Extrapolated from surgical data, the goal of the RFA technique is to intentionally ablate a zone of healthy tissue around the target tumor, analogous to a “surgical margin” ( Fig. 1.7 ). This margin should be 0.5 to 1.0 cm of ablated normal tissue, based on the difficulty in truly identifying exact tumor margins and the concerns for microscopic tumor extension beyond those confines. That means for a 2-cm tumor, one would need to produce an ablation of approximately 3 to 4 cm.5,6
There is considerable heterogeneity of heat deposition through any RFA tissue volume. The extent of coagulation necrosis is dependent on the energy deposited, which is the local tissue interaction minus the heat lost from cooling effects such as the “heat sink” of adjacent blood vessels.5 The heat-sink effect is a phenomenon that limits the effectiveness of all thermal ablation methods. When the target lesion abuts a blood vessel 3 mm or larger, the flowing blood prevents large temperature variations in the part of the tumor near the lesion, thereby keeping the tissue “cooler” ( Fig. 1.8 ). This potentially leaves behind residual unablated tumor near the vessel wall, increasing the chance of local tumor progression.
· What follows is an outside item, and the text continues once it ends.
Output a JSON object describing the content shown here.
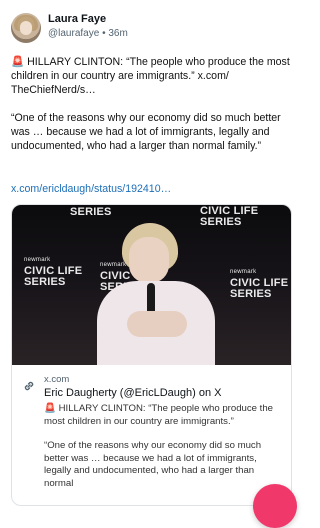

Factors that influence local tumor progression after RFA include tumor-related factors (size, site, orientation, organ, tumor histology, tumor biology) and technical factors (electrodes, generator power, heat sink, time).
Data in RFA of liver primary tumors have demonstrated that 3 cm or less is the optimal size, and there is a persistent effort to improve and enlarge ablation size, through improved RFA techniques. Goldberg and Dupuy6 simplified an approach to the basis of RFA: Induced coagulation necrosis = (energy deposited × local tissue interactions) – heat loss. Investigators have suggested different approaches to solve these physical constraints by modulating tissue characteristics, increasing RF energy deposition, or modifying blood flow.
Early RF generators for percutaneous application produced modest outputs of 50 W. Today, generators manufactured by the three major RFA companies in the United States are all capable of outputs of 150 to 200 W, delivering high-frequency (460–500 kHz) alternating current via RF electrodes (usually 14- to 17-gauge) of varying configurations. However, the three systems have distinctly different electrode designs and philosophies, varying energy deposition algorithms, and ablation end points. No definitive data have shown one system to be superior to another. Despite the company-suggested algorithms, there is great variability among users. Personal preference and familiarity still play distinct roles in the best and most consistent achievable patient outcomes.